The outlook for a dog with glaucoma depends on the cause.
Primary glaucoma: If your dog has primary glaucoma, their eyes are likely to respond well to medication at the start. However, at some point (usually after a few months to years), they may stop responding, at which point, it will be necessary to speak to your vet and decide on a treatment plan. If your dog’s pain is uncontrollable, eye removal may be the kindest option, especially if they are already blind in the eye. Sadly, most dogs with primary glaucoma end up losing sight in both their eyes.
Secondary glaucoma: If your dog has secondary glaucoma, their outlook will depend on what’s causing it, and how well they respond to the treatment.
Glaucoma is often a very expensive condition to manage, anti-glaucoma medications can cost a lot and are usually for for life. It’s important to speak to your vet openly about your finances, the cost of treatment, as well as what you think is right for your dog. There may be more than one treatment option, so if one doesn’t work for you and your dog, your vet may be able to offer another.
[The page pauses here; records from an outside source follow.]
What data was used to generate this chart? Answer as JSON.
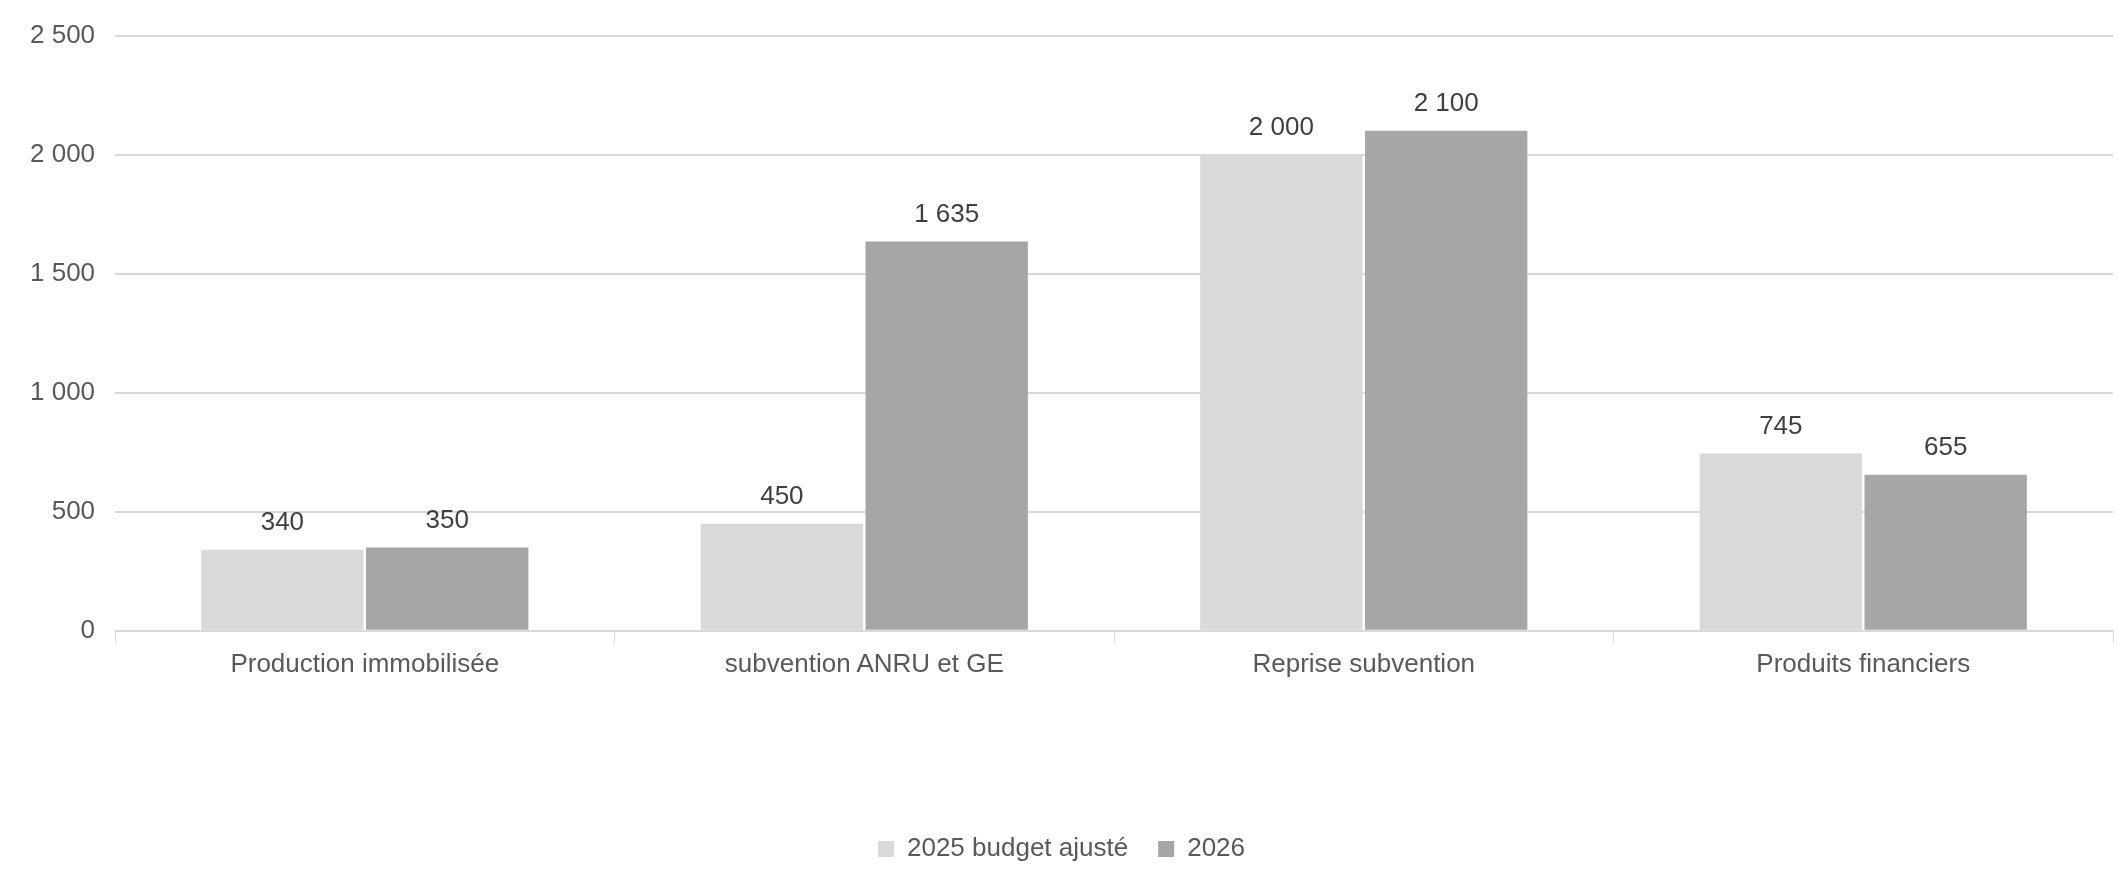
{
  "chart_data": {
    "type": "bar",
    "categories": [
      "Production immobilisée",
      "subvention ANRU et GE",
      "Reprise subvention",
      "Produits financiers"
    ],
    "series": [
      {
        "name": "2025 budget ajusté",
        "color": "#d9d9d9",
        "values": [
          340,
          450,
          2000,
          745
        ],
        "value_labels": [
          "340",
          "450",
          "2 000",
          "745"
        ]
      },
      {
        "name": "2026",
        "color": "#a6a6a6",
        "values": [
          350,
          1635,
          2100,
          655
        ],
        "value_labels": [
          "350",
          "1 635",
          "2 100",
          "655"
        ]
      }
    ],
    "ylim": [
      0,
      2500
    ],
    "yticks": [
      {
        "value": 0,
        "label": "0"
      },
      {
        "value": 500,
        "label": "500"
      },
      {
        "value": 1000,
        "label": "1 000"
      },
      {
        "value": 1500,
        "label": "1 500"
      },
      {
        "value": 2000,
        "label": "2 000"
      },
      {
        "value": 2500,
        "label": "2 500"
      }
    ],
    "grid": "y",
    "legend": "bottom"
  }
}
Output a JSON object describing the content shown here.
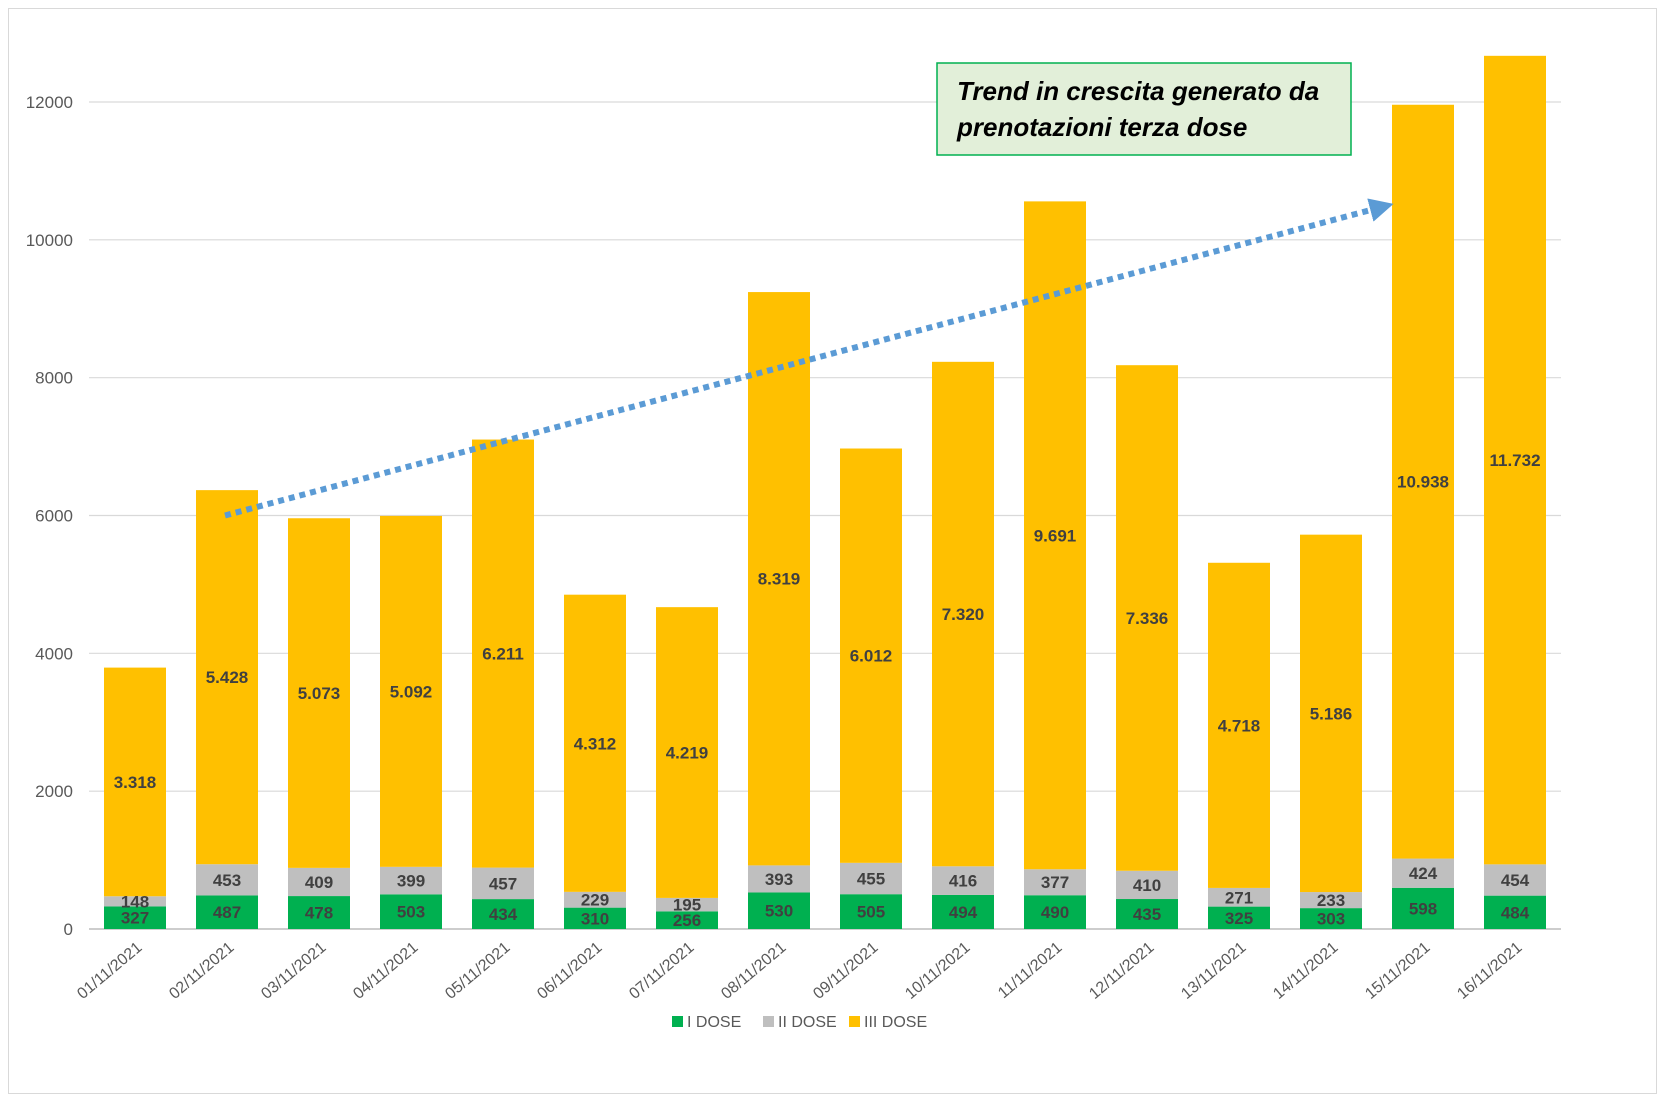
{
  "chart_data": {
    "type": "bar",
    "stacked": true,
    "categories": [
      "01/11/2021",
      "02/11/2021",
      "03/11/2021",
      "04/11/2021",
      "05/11/2021",
      "06/11/2021",
      "07/11/2021",
      "08/11/2021",
      "09/11/2021",
      "10/11/2021",
      "11/11/2021",
      "12/11/2021",
      "13/11/2021",
      "14/11/2021",
      "15/11/2021",
      "16/11/2021"
    ],
    "series": [
      {
        "name": "I DOSE",
        "color": "#00b050",
        "values": [
          327,
          487,
          478,
          503,
          434,
          310,
          256,
          530,
          505,
          494,
          490,
          435,
          325,
          303,
          598,
          484
        ],
        "labels": [
          "327",
          "487",
          "478",
          "503",
          "434",
          "310",
          "256",
          "530",
          "505",
          "494",
          "490",
          "435",
          "325",
          "303",
          "598",
          "484"
        ]
      },
      {
        "name": "II DOSE",
        "color": "#bfbfbf",
        "values": [
          148,
          453,
          409,
          399,
          457,
          229,
          195,
          393,
          455,
          416,
          377,
          410,
          271,
          233,
          424,
          454
        ],
        "labels": [
          "148",
          "453",
          "409",
          "399",
          "457",
          "229",
          "195",
          "393",
          "455",
          "416",
          "377",
          "410",
          "271",
          "233",
          "424",
          "454"
        ]
      },
      {
        "name": "III DOSE",
        "color": "#ffc000",
        "values": [
          3318,
          5428,
          5073,
          5092,
          6211,
          4312,
          4219,
          8319,
          6012,
          7320,
          9691,
          7336,
          4718,
          5186,
          10938,
          11732
        ],
        "labels": [
          "3.318",
          "5.428",
          "5.073",
          "5.092",
          "6.211",
          "4.312",
          "4.219",
          "8.319",
          "6.012",
          "7.320",
          "9.691",
          "7.336",
          "4.718",
          "5.186",
          "10.938",
          "11.732"
        ]
      }
    ],
    "title": "",
    "xlabel": "",
    "ylabel": "",
    "ylim": [
      0,
      12000
    ],
    "yticks": [
      0,
      2000,
      4000,
      6000,
      8000,
      10000,
      12000
    ],
    "ytick_labels": [
      "0",
      "2000",
      "4000",
      "6000",
      "8000",
      "10000",
      "12000"
    ],
    "grid": true,
    "legend_position": "bottom",
    "annotation": {
      "lines": [
        "Trend in crescita generato da",
        "prenotazioni terza dose"
      ],
      "box_fill": "#e2efd9",
      "box_border": "#00b050",
      "arrow_color": "#5b9bd5",
      "arrow_from": {
        "category": "02/11/2021",
        "value": 6000
      },
      "arrow_to": {
        "category": "15/11/2021",
        "value": 10450
      }
    }
  }
}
Don't overlook the importance of dog insurance. You should do this as soon as you welcome your new companion into your home, even before any signs of illness become apparent. By doing so, you can ensure that you have the full financial backing required to adequately care for your beloved pet.
Caring for a blind dog
Dogs that lose their vision gradually often adapt really well with the correct care, but unfortunately this isn’t always the case for dogs that lose their vision suddenly. There are many things you can do to help your dog if they have reduced vision or have gone blind.
Breeds and screening
Any breed can develop secondary glaucoma, but certain breeds of dog are particularly prone to primary glaucoma. There are two types of primary glaucoma that each affect different breeds of dog.
‘Closed angle glaucoma’ affects the following breeds:
- English and American Cocker Spaniels
- English and Welsh Springer Spaniels
- Basset Hound
- Bouvier des Flandres
- Labrador and Golden Retriever
- Flat-coated Retriever
- Great Dane
- Welsh Terrier
- Dandie Dinmont Terrier
- Japanese Shiba Inu
- Siberian Husky
- Chow Chow
- Shar Pei
- Boston Terrier
‘Open angle glaucoma’ affects the following breeds:
- Norwegian Elkhounds
- Petit Basset Griffon Vendeen
- Beagles (in the USA)
We can reduce the number of puppies born who are likely to develop glaucoma by screening ‘at-risk’ breeds before breeding from them. Breeding dogs should be screened from 6 months of age, then every few years to make sure they’re not developing glaucoma. Any dog that scores poorly shouldn’t be used for breeding. If you’re thinking of getting one of the breeds listed above, always ask if the parents are being regularly screened for glaucoma.